Welles’ vision of Shakespeare was never a stodgy one, and
even when making a period film his style gloried in a kind of modernist
abruptness; through cutting, Welles always makes the material’s pulse speed up
to potentially dangerous levels. The cut from Welles approaching his temporary
bed to a shot of Jeanne Moreau’s Doll Tearsheet sitting up on the mattress and
lowering her blanket to address him would remind one of an edit in a French New
Wave film, had Welles hadn’t been doing the same kind of cutting since even
before the purposefully jagged “The Lady From Shanghai.”

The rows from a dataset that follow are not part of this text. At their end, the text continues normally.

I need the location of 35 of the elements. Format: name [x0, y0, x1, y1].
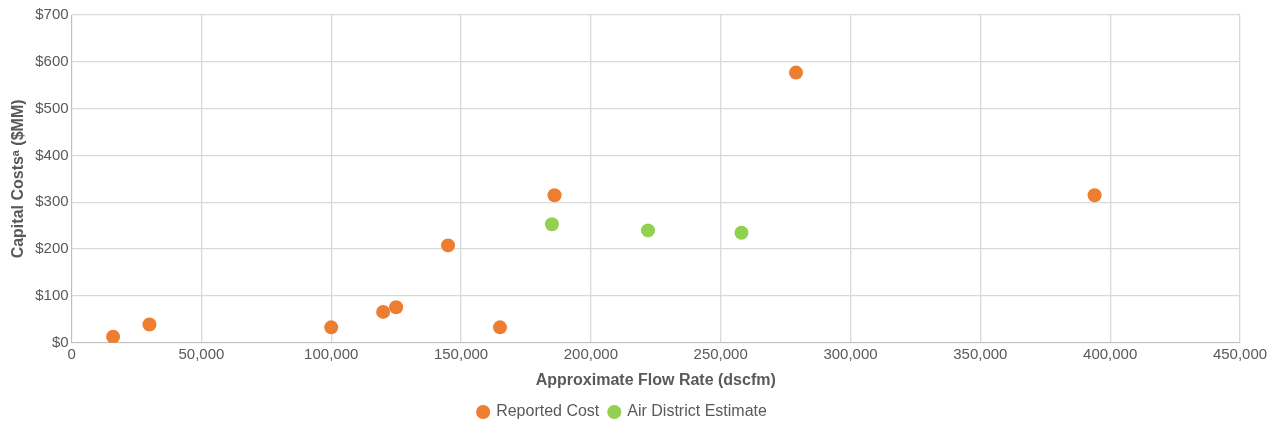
legend-label: Reported Cost: [496, 402, 600, 420]
x-tick-label: 0: [67, 344, 76, 362]
y-axis-title: Capital Costsᵃ ($MM): [9, 99, 27, 259]
y-tick-label: $200: [35, 239, 69, 257]
x-axis-title: Approximate Flow Rate (dscfm): [535, 370, 776, 388]
legend-label: Air District Estimate: [627, 402, 767, 420]
y-tick-label: $600: [35, 51, 69, 69]
x-tick-label: 50,000: [178, 344, 225, 362]
point: [734, 225, 749, 240]
y-tick-label: $300: [35, 192, 69, 210]
x-tick-label: 400,000: [1083, 344, 1138, 362]
point: [544, 217, 559, 232]
point: [376, 304, 391, 319]
y-tick-label: $400: [35, 145, 69, 163]
point: [547, 188, 562, 203]
point: [389, 300, 404, 315]
x-tick-label: 450,000: [1212, 344, 1268, 362]
x-tick-label: 100,000: [304, 344, 359, 362]
x-tick-label: 150,000: [433, 344, 489, 362]
y-tick-label: $500: [35, 98, 69, 116]
x-tick-label: 300,000: [823, 344, 878, 362]
x-tick-label: 350,000: [953, 344, 1008, 362]
x-tick-label: 250,000: [693, 344, 748, 362]
point: [441, 238, 456, 253]
y-tick-label: $0: [51, 332, 69, 350]
y-tick-label: $100: [35, 286, 69, 304]
x-tick-label: 200,000: [563, 344, 618, 362]
point: [142, 317, 157, 332]
y-tick-label: $700: [35, 5, 69, 23]
point: [641, 223, 655, 238]
point: [106, 329, 121, 343]
point: [789, 65, 803, 80]
point: [324, 320, 339, 335]
point: [1087, 188, 1102, 203]
point: [492, 320, 507, 335]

At the end of her review, after rightfully lavishing praise
on the movie’s incredible Battle of Shrewsbury sequence, Kael laments,
“[B]ecause of technical defects due to poverty, Shakespeare’s finest
Shakespearean production to date—another near-masterpiece, and this time so
very close—cannot reach a large public. There ain’t no way.”

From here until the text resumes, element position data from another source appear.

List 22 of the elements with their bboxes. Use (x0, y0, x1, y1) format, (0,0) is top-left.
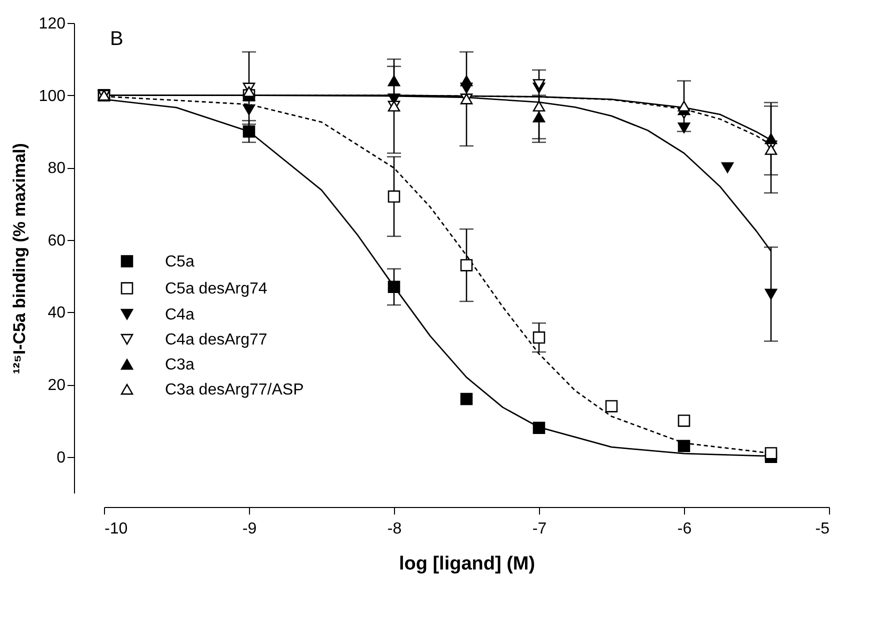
legend-label: C3a (165, 356, 194, 374)
y-tick-label: 120 (38, 16, 66, 32)
legend-label: C5a (165, 253, 194, 270)
y-tick-label: 100 (38, 88, 66, 105)
x-tick-label: -9 (242, 520, 257, 538)
legend-label: C3a desArg77/ASP (165, 381, 304, 398)
y-axis-title: ¹²⁵I-C5a binding (% maximal) (10, 143, 29, 374)
x-tick-label: -10 (104, 520, 128, 538)
y-tick-label: 0 (56, 449, 66, 466)
annotation: B (110, 28, 124, 50)
x-tick-label: -5 (815, 520, 830, 538)
y-tick-label: 20 (48, 377, 66, 394)
legend-label: C4a desArg77 (165, 331, 268, 348)
y-tick-label: 60 (48, 232, 66, 250)
legend-label: C4a (165, 306, 194, 324)
y-tick-label: 40 (48, 304, 66, 322)
y-tick-label: 80 (48, 160, 66, 178)
x-tick-label: -6 (677, 520, 692, 538)
x-axis-title: log [ligand] (M) (398, 554, 536, 574)
x-tick-label: -7 (532, 520, 547, 538)
x-tick-label: -8 (387, 520, 402, 538)
legend-label: C5a desArg74 (165, 280, 268, 298)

And there, in a sense, has been the rub. Contemporary
viewers have been largely unable to really assess the extent to which the
undeniable poverty of Welles’ production compromised his vision. Because the
only easily-viewable versions of the movie were further compromised by
broken-down prints, overly-duplicated prints (the takedown to 16mm was not kind
to the picture), and home-video versions struck, unauthorized (and matters of
authorization are also in substantial turmoil), from inferior materials. Four
years ago, on my own blog, I rated no less than three different DVD versions of
“Chimes/Falstaff” and even when the picture and sound reached acceptable
levels, the stories behind the releases, as the comments testify, were not
entirely attractive. (See here) Some time last year, the U.K. based label Mr. Bongo released a region-B
locked Blu-ray of the film in a supposed “50th Anniversary Restored
Edition.” Up until recently it was indeed the best looking and sounding version
I’d yet encountered. A supposedly pristine print turned up in what some would
consider an unlikely place: the archive of Distribpix, an “adult” motion
picture concern that originated in the early days of porno chic (a
safe-for-work blog post in which the company’s majordomos describe the
discovery is here, complete with mouth-watering frame captures). And now, Janus Films, the distributor of classics that’s now a sister
company of The Criterion Collection, is screening “Chimes” at various boutique
cinemas across the country, beginning with New York, L.A., Portland and Fort
Worth this month, and spreading out over February and the spring. I have not
been able to do any side-by-side comparison between the Janus version and the
Mr. Bongo Blu-ray. Based on impression and memory, I can say the Janus looks as
good if not better than the Mr. Bongo addition, but the aspect that made the
biggest impression in the Janus version was the cleaned-up sound. Dialogue that
sounded muddied or muffled in prior versions is clear, and the overall mix
seems to have been smoothed out so that incongruous peaks and valleys aren’t
audible anymore.
So is the Janus version the Grail that I and others have
long sought? It might seem so. Still. The Janus website for the film has no information regarding sources and restoration. And I’m still curious
about whether the print in Distribpix’s possession is ever going to be
available to preservationists and/or restorers. In the meantime, though, the
Janus “Chimes At Midnight” reveals this late work of Welles as not a
near-masterpiece, but a genuine one. It’s funny, heartbreaking, awe-inspiring,
bracing. Welles was not deceiving himself when he spoke of it as the film that
he hoped would gain him admission to Heaven.